Less than 24 hours after an expanded stakeholders meeting on gridlock and restoration of law and order in Apapa, trailers have continued to occupy major routes leading to the port city, creating discomfort for other road users.
Expectation was that after the meeting attended by major stakeholders, including the Nigerian ports authority (NPA), Nigerian Customs Service, truck owners associations, maritime workers unions, shippers council, manufacturers associations, federal roads safety corps, LASTMA, etc, there would be some sanity on the roads the next day.
But that is not happening, meaning that the stakeholders were not sincere with themselves. “It’s either they did not say what they meant or did not mean what they said,” a motorist who was caught up in the gridlock web noted.
Dera Nnadi, a customs officer, who was at the stakeholders’ meeting on Tuesday, was blunt enough when he told the gathering that “for so long as we continue to address the symptoms and not the real issue in Apapa, for so long will the gridlock persist.”
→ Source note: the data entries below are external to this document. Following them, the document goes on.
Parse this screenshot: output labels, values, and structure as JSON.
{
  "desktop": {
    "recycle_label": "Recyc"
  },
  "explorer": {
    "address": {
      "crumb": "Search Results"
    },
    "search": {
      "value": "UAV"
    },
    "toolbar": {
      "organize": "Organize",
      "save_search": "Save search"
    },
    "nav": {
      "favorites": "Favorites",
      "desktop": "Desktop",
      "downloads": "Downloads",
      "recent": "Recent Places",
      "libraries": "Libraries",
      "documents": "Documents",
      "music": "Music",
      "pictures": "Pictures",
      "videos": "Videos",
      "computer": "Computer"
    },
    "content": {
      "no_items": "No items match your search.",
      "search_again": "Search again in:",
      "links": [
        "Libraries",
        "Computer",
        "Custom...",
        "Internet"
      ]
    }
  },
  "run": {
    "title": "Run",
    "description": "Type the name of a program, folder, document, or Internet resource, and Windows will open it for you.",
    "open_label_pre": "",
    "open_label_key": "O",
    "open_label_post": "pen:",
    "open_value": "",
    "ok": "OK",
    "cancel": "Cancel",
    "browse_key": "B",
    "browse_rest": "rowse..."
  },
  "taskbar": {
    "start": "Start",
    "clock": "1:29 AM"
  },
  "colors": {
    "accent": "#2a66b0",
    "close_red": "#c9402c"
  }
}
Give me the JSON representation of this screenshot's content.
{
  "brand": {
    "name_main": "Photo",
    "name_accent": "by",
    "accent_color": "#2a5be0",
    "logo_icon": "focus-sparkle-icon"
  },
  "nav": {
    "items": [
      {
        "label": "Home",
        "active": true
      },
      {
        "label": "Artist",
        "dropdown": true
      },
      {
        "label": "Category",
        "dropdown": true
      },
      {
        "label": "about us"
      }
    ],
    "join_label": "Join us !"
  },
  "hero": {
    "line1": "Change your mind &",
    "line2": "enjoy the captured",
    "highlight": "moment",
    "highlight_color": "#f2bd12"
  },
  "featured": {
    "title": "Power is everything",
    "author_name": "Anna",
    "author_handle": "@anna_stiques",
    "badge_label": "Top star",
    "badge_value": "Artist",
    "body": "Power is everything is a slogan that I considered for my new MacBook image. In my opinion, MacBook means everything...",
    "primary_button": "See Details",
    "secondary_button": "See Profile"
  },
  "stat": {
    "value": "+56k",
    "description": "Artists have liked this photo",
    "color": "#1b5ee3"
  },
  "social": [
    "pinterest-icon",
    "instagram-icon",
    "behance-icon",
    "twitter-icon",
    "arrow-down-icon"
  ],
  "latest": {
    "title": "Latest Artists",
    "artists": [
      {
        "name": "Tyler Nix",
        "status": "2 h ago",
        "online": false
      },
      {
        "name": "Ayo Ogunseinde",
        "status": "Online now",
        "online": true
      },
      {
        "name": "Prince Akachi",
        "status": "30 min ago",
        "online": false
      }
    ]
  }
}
The real issues in Apapa problem border on inefficient port operation, corruption on the road, and the concentration of port activities in Lagos when four other ports are idle in other parts of the country.
Another major issue has to do with lack of a rail system that is dedicated to the ports. Nnadi added that, in the immediate term, contractors handling the roads reconstruction, especially the Apapa Oshodi Expressway, have closed up most access roads for motorists.